Espaço sempre vai ter para gente interessante, inteligente, persistente, que não desiste fácil e que enxerga o que faz como negócio.

Conversamos há alguns dias sobre algo pouco falado no mercado, que é o deslocamento de influência e as marcas interessadas em conteúdos gerados pelo público “comum”. O que você tem acompanhado neste sentido? Como tem visto este movimento?

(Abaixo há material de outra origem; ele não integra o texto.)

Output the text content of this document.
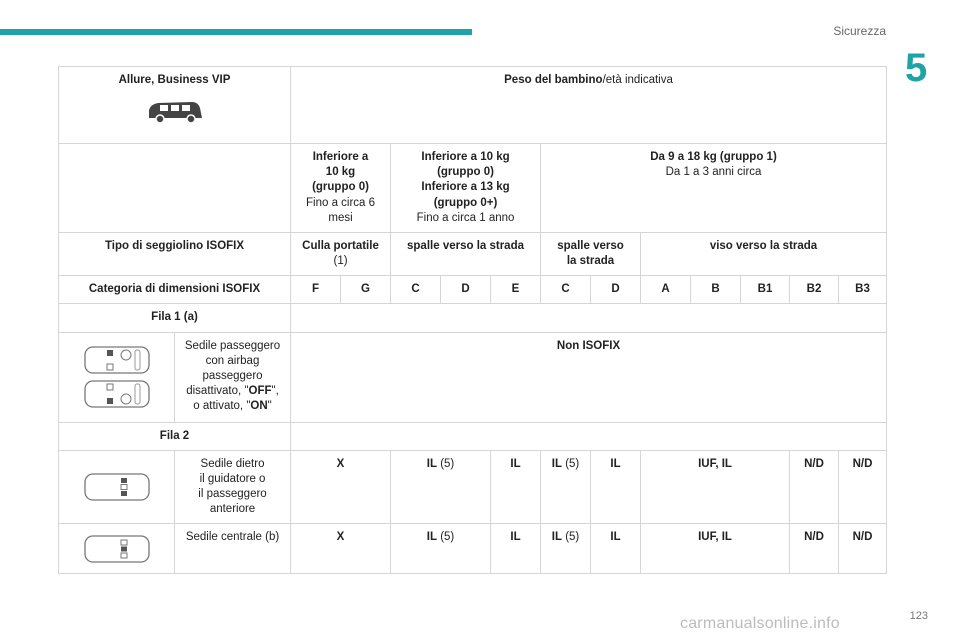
Sicurezza
5
Allure, Business VIP		Peso del bambino/età indicativa											
		Inferiore a
10 kg
(gruppo 0)
Fino a circa 6
mesi		Inferiore a 10 kg
(gruppo 0)
Inferiore a 13 kg
(gruppo 0+)
Fino a circa 1 anno			Da 9 a 18 kg (gruppo 1)
Da 1 a 3 anni circa						
Tipo di seggiolino ISOFIX		Culla portatile
(1)		spalle verso la strada			spalle verso
la strada		viso verso la strada				
Categoria di dimensioni ISOFIX		F	G	C	D	E	C	D	A	B	B1	B2	B3
Fila 1 (a)													

	Sedile passeggero
con airbag
passeggero
disattivato, "OFF",
o attivato, "ON"	Non ISOFIX											
Fila 2													

	Sedile dietro
il guidatore o
il passeggero
anteriore	X		IL (5)		IL	IL (5)	IL	IUF, IL			N/D	N/D

	Sedile centrale (b)	X		IL (5)		IL	IL (5)	IL	IUF, IL			N/D	N/D
123
carmanualsonline.info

Preste atenção nos últimos dez vídeos que você assistiu no Facebook e lembre quantos deles foram vídeos basicamente criados ou curados por pessoas comuns. Não foram vídeos de grandes youtubers, de criadores de conteúdo, não foram vídeos de plataformas de mídia. Foram vídeos engraçados, divertidos, inspiracionais, compartilhados por pessoas comuns. Não precisa nem ir para vídeos, você pega um textão mega inspiracional, ou uma imagem que você viu sendo compartilhada e que foi gerada por pessoas comuns e conseguiram alcançar uma grande audiência. Isso é um movimento, não absoluto, mas sim, dentro do marketing e da construção de conteúdo. É trazer o conteúdo gerado por pessoas, o UGC (User generated Content), para dentro da comunicação das marcas. Estamos falando de um universo de internet no Brasil, com milhões de pessoas no Facebook, Instagram e Twitter todos os dias. Ou seja: já tem muito conteúdo sendo criado. E existe muita gente criativa. O  brasileiro é um dos mais criativos, inclusive.

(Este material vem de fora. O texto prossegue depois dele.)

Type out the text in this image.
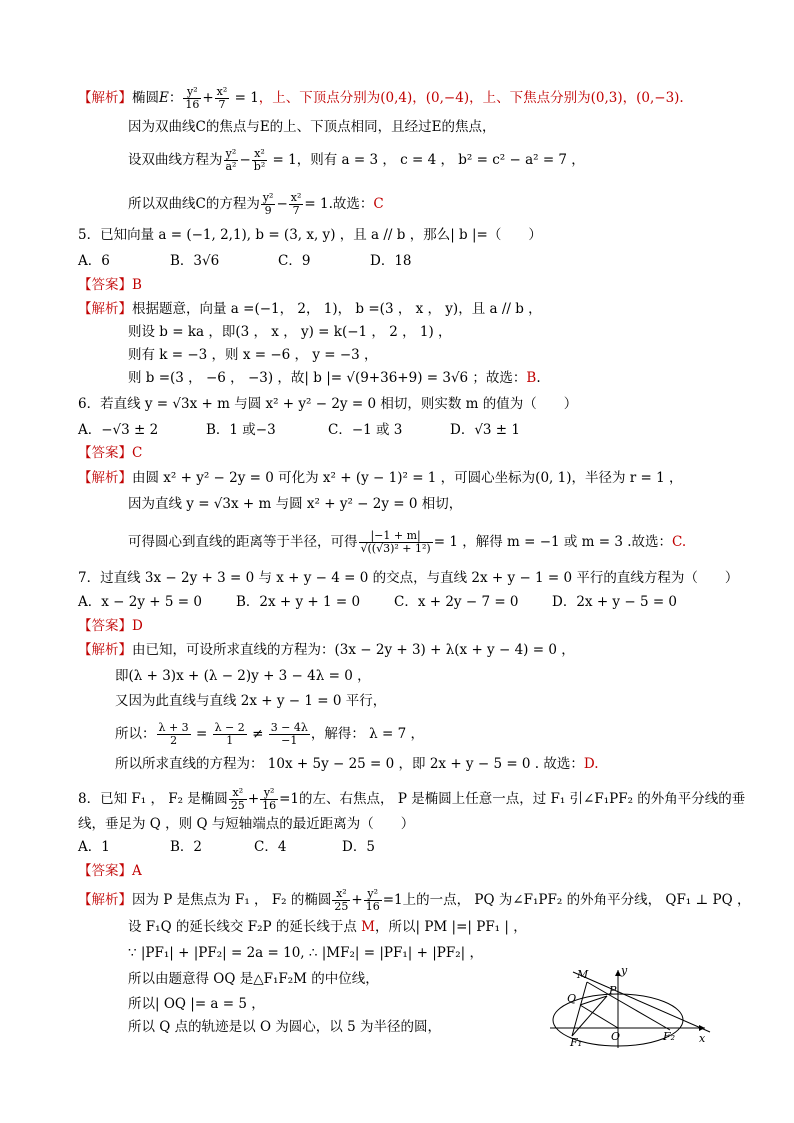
【解析】椭圆E： $\frac{\text{y²}}{16} + \frac{\text{x²}}{7} = 1$，上、下顶点分别为(0,4)，(0,−4)，上、下焦点分别为(0,3)，(0,−3).
因为双曲线C的焦点与E的上、下顶点相同，且经过E的焦点，
设双曲线方程为 $\frac{\text{y²}}{\text{a²}} - \frac{\text{x²}}{\text{b²}} = 1$，则有 a = 3 ， c = 4 ， b² = c² − a² = 7 ，
所以双曲线C的方程为 $\frac{\text{y²}}{9} - \frac{\text{x²}}{7} = 1$.故选：C
5．已知向量 a = (−1, 2,1), b = (3, x, y) ，且 a // b ，那么| b |=（　　）
A．6	B．3√6	C．9	D．18
【答案】B
【解析】根据题意，向量 a =(−1， 2， 1)， b =(3 ， x ， y)，且 a // b ，
则设 b = ka ，即(3 ， x ， y) = k(−1 ， 2 ， 1) ，
则有 k = −3 ，则 x = −6 ， y = −3 ，
则 b =(3 ， −6 ， −3) ，故| b |= √(9+36+9) = 3√6 ；故选：B.
6．若直线 y = √3x + m 与圆 x² + y² − 2y = 0 相切，则实数 m 的值为（　　）
A．−√3 ± 2	B．1 或−3	C．−1 或 3	D．√3 ± 1
【答案】C
【解析】由圆 x² + y² − 2y = 0 可化为 x² + (y − 1)² = 1 ，可圆心坐标为(0, 1)，半径为 r = 1 ，
因为直线 y = √3x + m 与圆 x² + y² − 2y = 0 相切，
可得圆心到直线的距离等于半径，可得 $\frac{|-1 + m|}{\text{√((√3)² + 1²)}} = 1$ ，解得 m = −1 或 m = 3 .故选：C.
7．过直线 3x − 2y + 3 = 0 与 x + y − 4 = 0 的交点，与直线 2x + y − 1 = 0 平行的直线方程为（　　）
A．x − 2y + 5 = 0	B．2x + y + 1 = 0	C．x + 2y − 7 = 0 D．2x + y − 5 = 0
【答案】D
【解析】由已知，可设所求直线的方程为：(3x − 2y + 3) + λ(x + y − 4) = 0 ，
即(λ + 3)x + (λ − 2)y + 3 − 4λ = 0 ，
又因为此直线与直线 2x + y − 1 = 0 平行，
所以： $\frac{\lambda + 3}{2} = \frac{\lambda - 2}{1} \ne \frac{3 - 4\lambda}{-1}$ ，解得： λ = 7 ，
所以所求直线的方程为： 10x + 5y − 25 = 0 ，即 2x + y − 5 = 0 . 故选：D.
8．已知 F₁ ， F₂ 是椭圆 $\frac{\text{x²}}{25} + \frac{\text{y²}}{16} =1$的左、右焦点， P 是椭圆上任意一点，过 F₁ 引∠F₁PF₂ 的外角平分线的垂
线，垂足为 Q ，则 Q 与短轴端点的最近距离为（　　）
A．1	B．2	C．4	D．5
【答案】A
【解析】因为 P 是焦点为 F₁ ， F₂ 的椭圆 $\frac{\text{x²}}{25} + \frac{\text{y²}}{16} =1$上的一点， PQ 为∠F₁PF₂ 的外角平分线， QF₁ ⊥ PQ ，
设 F₁Q 的延长线交 F₂P 的延长线于点 M，所以| PM |=| PF₁ | ，
∵ |PF₁| + |PF₂| = 2a = 10, ∴ |MF₂| = |PF₁| + |PF₂| ，
所以由题意得 OQ 是△F₁F₂M 的中位线，
所以| OQ |= a = 5 ，
所以 Q 点的轨迹是以 O 为圆心，以 5 为半径的圆，
M	y
Q
P
F₁	O	F₂ x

E se as marcas aprendessem a curar esse conteúdo? E se elas aprendessem a trazer isso para a narrativa delas próprias? É só olhar o “moments” do twitter, que nada mais é que UGC. É curadoria de conteúdo gerado pelo usuário. Como as marcas podem atuar dessa forma? Buscando dentro da sua base pessoas que participam da sua narrativa e trazem esse conteúdo para sua própria forma de conversar. Inclusive já existem plataformas que remuneram as pessoas que criam conteúdo aleatório, amador. Ou seja: filmei meu cachorro que fez algo engraçado? Isso pode ser vendido para que as marcas o usem de forma comercial.

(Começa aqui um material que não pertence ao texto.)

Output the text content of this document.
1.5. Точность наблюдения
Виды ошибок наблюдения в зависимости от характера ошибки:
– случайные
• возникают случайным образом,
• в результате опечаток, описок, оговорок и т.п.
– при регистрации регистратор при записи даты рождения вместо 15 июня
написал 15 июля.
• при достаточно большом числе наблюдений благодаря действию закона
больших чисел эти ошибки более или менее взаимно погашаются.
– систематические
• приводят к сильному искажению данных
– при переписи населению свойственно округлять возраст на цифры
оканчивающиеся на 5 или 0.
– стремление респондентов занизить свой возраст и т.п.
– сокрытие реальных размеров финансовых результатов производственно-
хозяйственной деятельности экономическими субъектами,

Lembrando que usar o UGC tem uma premissa de um conteúdo ligado com engajamento, não necessariamente a conteúdo comercial. Quando a gente envolve uso de conteúdo de forma comercial, é preciso tomar muito cuidado na forma como se usa esse conteúdo. Aí sim é necessário um suporte jurídico, inclusive, para que se faça uso desse conteúdo. Eu acredito muito nesse tipo de desenvolvimento que empodera a comunidade para que ela produza conteúdo junto com as marcas e suas narrativas.

Quer concluir com mais alguma coisa?

Espaço vai ter sempre para todo mundo, o que não significa que toda boa ideia vai se tornar um negócio. Para isso que meu trabalho existe, inclusive. É sobre modelar estas boas ideias, lapidá-las para que elas se tornem negócios (uma boa ideia nem sempre é um bom negócio digital). E quem sabe até pivotadas. Espaço sempre vai ter para gente interessante, inteligente, persistente, que não desiste fácil e que enxerga o que faz como negócio. E que essas pessoas continuem atuando e fazendo com que o ecossistema dos criadores de conteúdo e do universo do mercado de marketing de influencia cresça cada vez mais.